PP52B-06
Comparison of Equatorial Pacific Sea Surface Variability and Trends with Sr/Ca Records from Multiple Corals

Friday, 18 December 2015: 11:35
2012 (Moscone West)
Alice Alpert1, Anne L Cohen2, Delia Oppo2, Jamison Gove3 and Charles Young4, (1)Massachusetts Institute of Technology, Cambridge, MA, United States, (2)Woods Hole Oceanographic Institution, Woods Hole, MA, United States, (3)NOAA Pacific Islands Fisheries Science Center, Ecosystems and Oceanography Division, Honolulu, HI, United States, (4)Joint Institute for Marine and Atmospheric Research/University of Hawaii - NOAA/Coral Reef Ecosystem Division, Honolulu, HI, United States
Abstract:
The short duration of instrumental SST records makes it difficult to reliably separate anthropogenic-related trends from natural variability, especially in the tropical Pacific.

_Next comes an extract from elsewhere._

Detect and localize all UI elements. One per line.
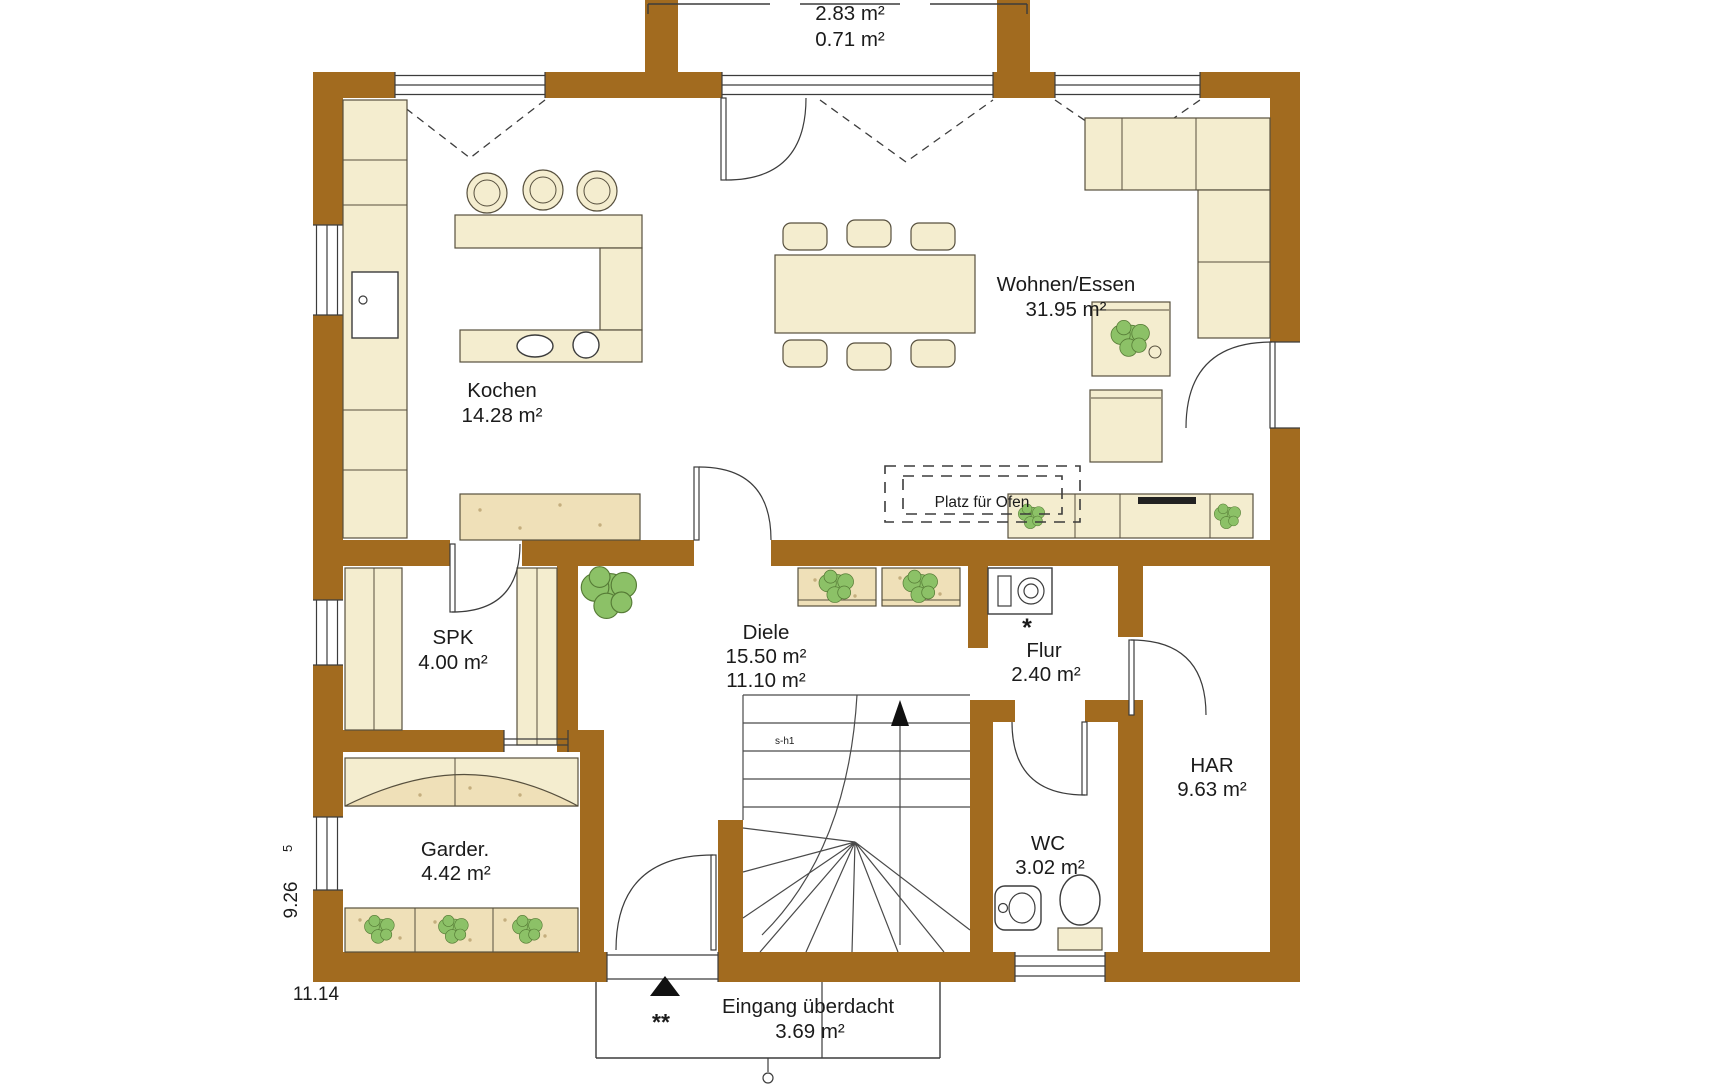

The Sr/Ca ratio of massive corals has been used to lengthen the record and fill data gaps but its reliability has been questioned because different coral colonies on the same reef can have different Sr/Ca-temperature relationships and yield opposing derived SST trends. We exploited a unique multi-year dataset of in situ temperature data to assess whether inter-colony differences are attributable to small-scale oceanographic variability or “vital effects” and to quantify the effect of these differences on temperature estimates and uncertainties. Sr/Ca records from four massive Porites colonies growing on the east and west sides of Jarvis Island, central equatorial Pacific, were compared with temperature data from in situ loggers also placed on the east and west sides. In general, Sr/Ca captured – albeit inconsistently – the occurrence of inter-annual SST events but their amplitude was not consistently recorded by any of the corals. However, the Sr/Ca-temperature regressions derived from the four different colonies were statistically distinct. Assuming these relationships represent the full range of Sr/Ca-temperature calibrations in Jarvis Porites, we assessed how well Sr/Ca of a fossil coral with an unknown Sr/Ca-temperature relationship can constrain past temperatures. Our results indicate that the standard error of prediction methods underestimate the actual error as we could not reliably reconstruct the amplitude or frequency of ENSO events as large as ±2°C. Further, Sr/Ca of one coral implied a statistically significant cooling trend while that of its neighbor implied a warming trend whereas no long-term trend was identified in the instrumental data. This observation of a derived trend where none exists is consistent with observations made independently at other coral reef sites in the Pacific and Indian Oceans. Our results underscore the importance of characterizing the full range of temperature-Sr/Ca relationships at each study site to estimate the true uncertainty associated with this proxy.